Aziz had been trying to defend the indefensible, that is, the Pakistani invasion at Kargil, when he was confronted with the tapes. He had nothing more to say after that.

Modi has been confronted with the same dilemma since 2016. He fully understands that the nature of the Pakistani state hasn’t changed and what’s more, is unlikely to change in the near future. If he had any doubts, the carefully instigated overthrow of Sheikh Hasina in Bangladesh next door — no doubt, she is fully responsible for allowing the situation to reach this crescendo — should give him a clearer picture of India’s dangerous neighbourhood.

So, should he continue with upping the ante — ‘surgical strikes’ in 2016, followed by missile strikes in Balakote in 2019 — even though it’s clear that Pakistan will find new ways to hurt India every day?
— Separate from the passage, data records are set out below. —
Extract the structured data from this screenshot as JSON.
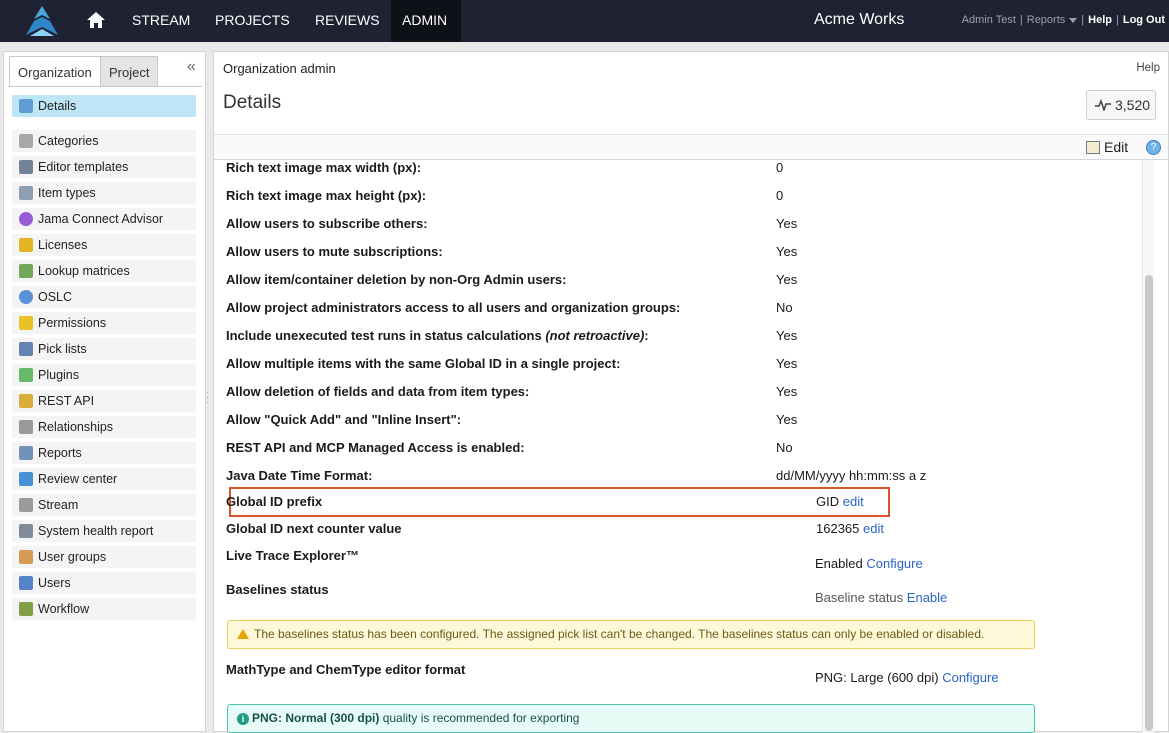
{
  "topbar": {
    "nav": [
      "STREAM",
      "PROJECTS",
      "REVIEWS",
      "ADMIN"
    ],
    "brand": "Acme Works",
    "user": "Admin Test",
    "reports": "Reports",
    "help": "Help",
    "logout": "Log Out"
  },
  "sidebar": {
    "tabs": [
      "Organization",
      "Project"
    ],
    "collapse_glyph": "«",
    "items": [
      {
        "label": "Details",
        "icon": "details-icon",
        "color": "#4f8fcf"
      },
      {
        "label": "Categories",
        "icon": "tag-icon",
        "color": "#9a9a9a"
      },
      {
        "label": "Editor templates",
        "icon": "template-icon",
        "color": "#5b6f86"
      },
      {
        "label": "Item types",
        "icon": "item-types-icon",
        "color": "#7d8fa6"
      },
      {
        "label": "Jama Connect Advisor",
        "icon": "advisor-icon",
        "color": "#8a3fd1"
      },
      {
        "label": "Licenses",
        "icon": "key-icon",
        "color": "#e0a800"
      },
      {
        "label": "Lookup matrices",
        "icon": "matrix-icon",
        "color": "#5a9a3d"
      },
      {
        "label": "OSLC",
        "icon": "oslc-icon",
        "color": "#3b7fd4"
      },
      {
        "label": "Permissions",
        "icon": "shield-icon",
        "color": "#e6b800"
      },
      {
        "label": "Pick lists",
        "icon": "list-icon",
        "color": "#4a6fa5"
      },
      {
        "label": "Plugins",
        "icon": "puzzle-icon",
        "color": "#4caf50"
      },
      {
        "label": "REST API",
        "icon": "api-key-icon",
        "color": "#d4a017"
      },
      {
        "label": "Relationships",
        "icon": "link-icon",
        "color": "#888888"
      },
      {
        "label": "Reports",
        "icon": "report-icon",
        "color": "#5a7fb0"
      },
      {
        "label": "Review center",
        "icon": "review-icon",
        "color": "#2a7fd0"
      },
      {
        "label": "Stream",
        "icon": "stream-icon",
        "color": "#8a8a8a"
      },
      {
        "label": "System health report",
        "icon": "health-icon",
        "color": "#6a7a8a"
      },
      {
        "label": "User groups",
        "icon": "user-groups-icon",
        "color": "#d08a3a"
      },
      {
        "label": "Users",
        "icon": "user-icon",
        "color": "#3a6fc0"
      },
      {
        "label": "Workflow",
        "icon": "workflow-icon",
        "color": "#6b8e23"
      }
    ]
  },
  "main": {
    "breadcrumb": "Organization admin",
    "help": "Help",
    "title": "Details",
    "counter": "3,520",
    "edit": "Edit",
    "help_glyph": "?",
    "settings": [
      {
        "label": "Rich text image max width (px):",
        "value": "0"
      },
      {
        "label": "Rich text image max height (px):",
        "value": "0"
      },
      {
        "label": "Allow users to subscribe others:",
        "value": "Yes"
      },
      {
        "label": "Allow users to mute subscriptions:",
        "value": "Yes"
      },
      {
        "label": "Allow item/container deletion by non-Org Admin users:",
        "value": "Yes"
      },
      {
        "label": "Allow project administrators access to all users and organization groups:",
        "value": "No"
      },
      {
        "label": "Include unexecuted test runs in status calculations ",
        "label_italic": "(not retroactive)",
        "label_tail": ":",
        "value": "Yes"
      },
      {
        "label": "Allow multiple items with the same Global ID in a single project:",
        "value": "Yes"
      },
      {
        "label": "Allow deletion of fields and data from item types:",
        "value": "Yes"
      },
      {
        "label": "Allow \"Quick Add\" and \"Inline Insert\":",
        "value": "Yes"
      },
      {
        "label": "REST API and MCP Managed Access is enabled:",
        "value": "No"
      },
      {
        "label": "Java Date Time Format:",
        "value": "dd/MM/yyyy hh:mm:ss a z"
      }
    ],
    "gid_prefix": {
      "label": "Global ID prefix",
      "value": "GID",
      "link": "edit"
    },
    "gid_counter": {
      "label": "Global ID next counter value",
      "value": "162365",
      "link": "edit"
    },
    "live_trace": {
      "label": "Live Trace Explorer™",
      "value": "Enabled",
      "link": "Configure"
    },
    "baselines": {
      "label": "Baselines status",
      "value": "Baseline status",
      "link": "Enable"
    },
    "baselines_warning": "The baselines status has been configured. The assigned pick list can't be changed. The baselines status can only be enabled or disabled.",
    "mathtype": {
      "label": "MathType and ChemType editor format",
      "value": "PNG: Large (600 dpi)",
      "link": "Configure"
    },
    "info_bold": "PNG: Normal (300 dpi)",
    "info_rest": " quality is recommended for exporting",
    "info_glyph": "i"
  }
}
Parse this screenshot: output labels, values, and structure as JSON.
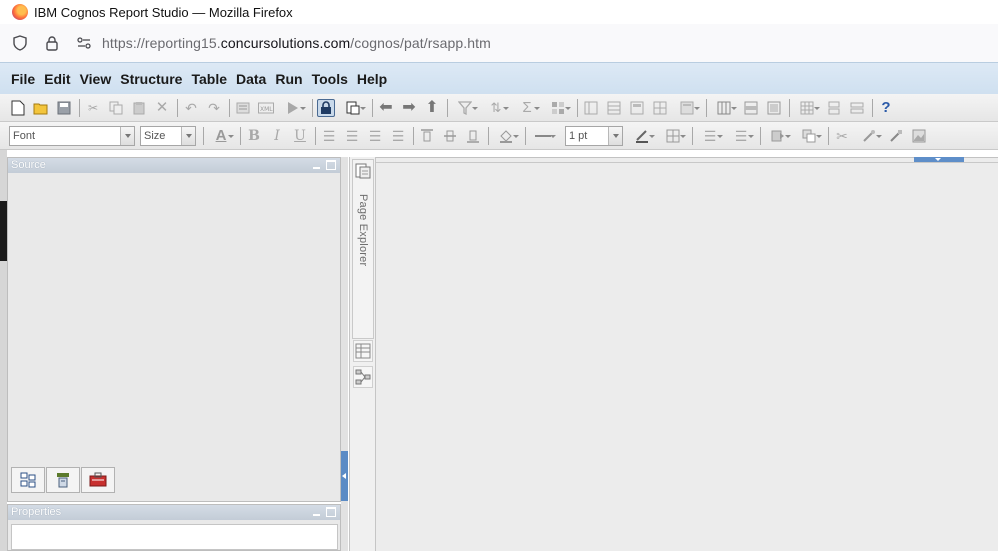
{
  "window": {
    "title": "IBM Cognos Report Studio — Mozilla Firefox"
  },
  "urlbar": {
    "url_prefix": "https://reporting15.",
    "url_domain": "concursolutions.com",
    "url_path": "/cognos/pat/rsapp.htm"
  },
  "menubar": {
    "items": [
      "File",
      "Edit",
      "View",
      "Structure",
      "Table",
      "Data",
      "Run",
      "Tools",
      "Help"
    ]
  },
  "toolbar2": {
    "font_placeholder": "Font",
    "size_placeholder": "Size",
    "line_weight": "1 pt"
  },
  "panes": {
    "source_title": "Source",
    "properties_title": "Properties"
  },
  "page_explorer": {
    "label": "Page Explorer"
  },
  "colors": {
    "menubar_bg": "#d6e5f3",
    "accent_blue": "#5b8bc5",
    "workarea_bg": "#ececec"
  }
}
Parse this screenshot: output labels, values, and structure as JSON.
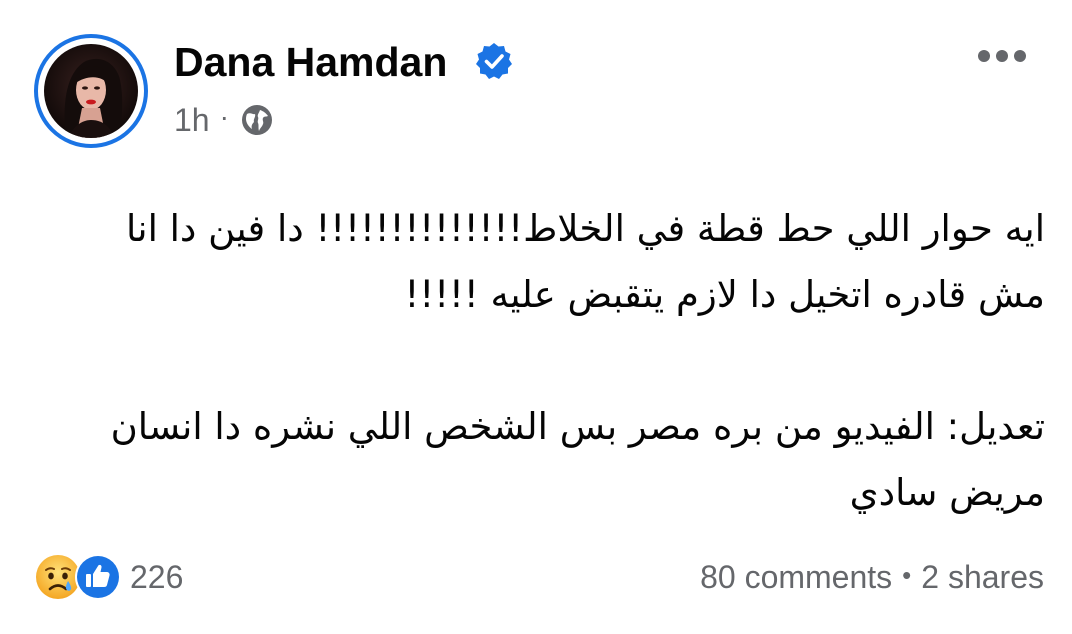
{
  "post": {
    "author": {
      "name": "Dana Hamdan",
      "verified": true,
      "avatar_ring_color": "#1b74e4"
    },
    "meta": {
      "time": "1h",
      "separator": "·",
      "privacy_icon": "globe-icon"
    },
    "menu_icon": "more-horizontal-icon",
    "text": {
      "line1": "ايه حوار اللي حط قطة في الخلاط!!!!!!!!!!!!!! دا فين دا انا مش قادره اتخيل دا لازم يتقبض عليه !!!!!",
      "line2": "تعديل: الفيديو من بره مصر بس الشخص اللي نشره دا انسان مريض سادي"
    },
    "reactions": {
      "icons": [
        "sad-reaction-icon",
        "like-reaction-icon"
      ],
      "count": "226"
    },
    "engagement": {
      "comments": "80 comments",
      "separator": "•",
      "shares": "2 shares"
    }
  },
  "colors": {
    "accent": "#1b74e4",
    "secondary_text": "#65676b",
    "primary_text": "#050505"
  }
}
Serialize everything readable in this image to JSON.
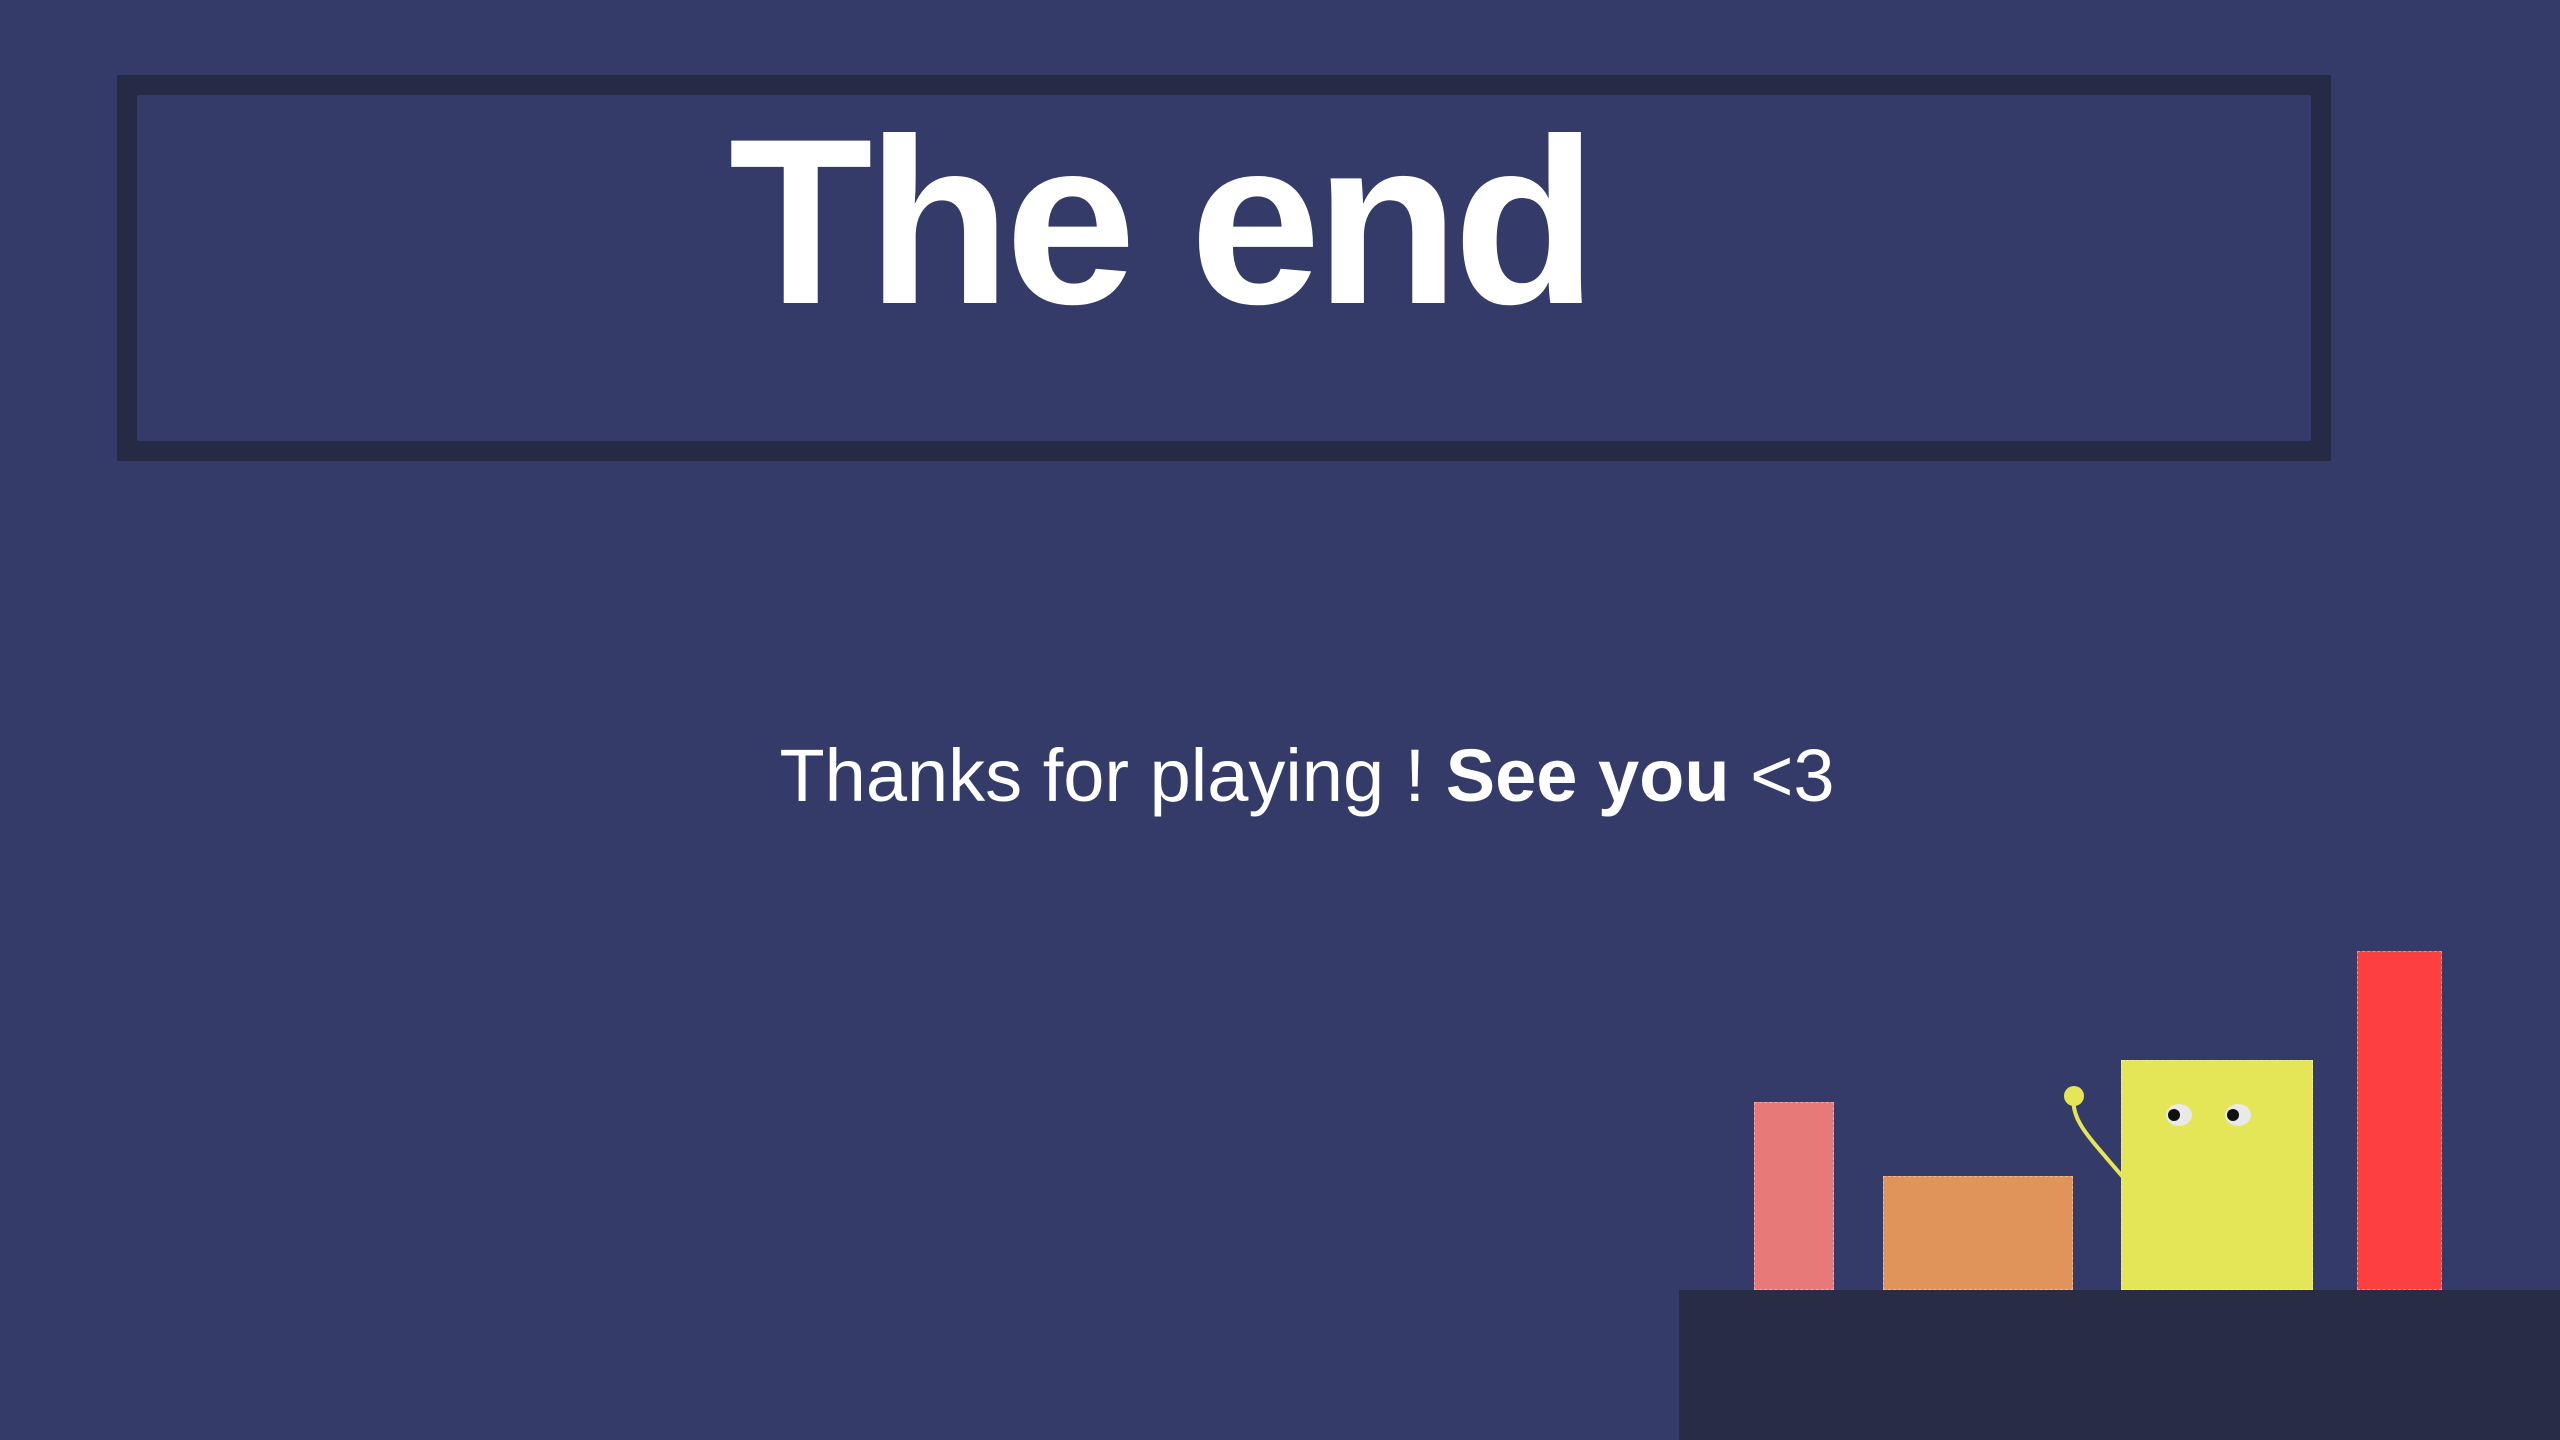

Or should he take a leaf out of Atal Bihari Vajpayee’s book and try to make peace with the nation that the latter went to war with?

It’s clear that the wind is shifting in the India-Pakistan corner again. Modi remains a strong third-term Prime Minister, but he has had to go the extra mile to woo both Russia and the US over Ukraine. It’s not clear whether the Big Powers want Modi to renew contact with Pakistan again, which is what explains the timing of the Islamabad invite. Even if the invite is for a pro-China organisation, which is what the SCO is, perhaps the Americans are testing the waters. They certainly don’t want Pakistan to be fully drawn into China’s sway.

And then there’s Kashmir. More than one India-Pakistan-US Track Two conversation has come away with the revelation that Pakistan may be willing to tone down its very harsh criticism of the abrogation of Article 370 and return to a conversation if India conducts elections in Jammu & Kashmir. Guess what’s happening there in September.

The fact remains that Modi should make the decision to go or not to go to Islamabad on his own merit — and how it will play at home. (For one, it is bound to burnish his credentials with the influential candle-lighting constituency at Attari-Wagah.) Second, Modi knows that secure leaders and nations are not afraid to speak to anyone, especially their enemies. Third, key state elections are around the corner. If Haryana and Maharashtra are lost to the Opposition, the sense of the BJP and PM Modi being further pushed into a political corner will increase.

Apart from the fact that an honest and face-to-face conversation with your enemy is real catharsis, imagine the boost to his popularity if Modi goes to Pakistan.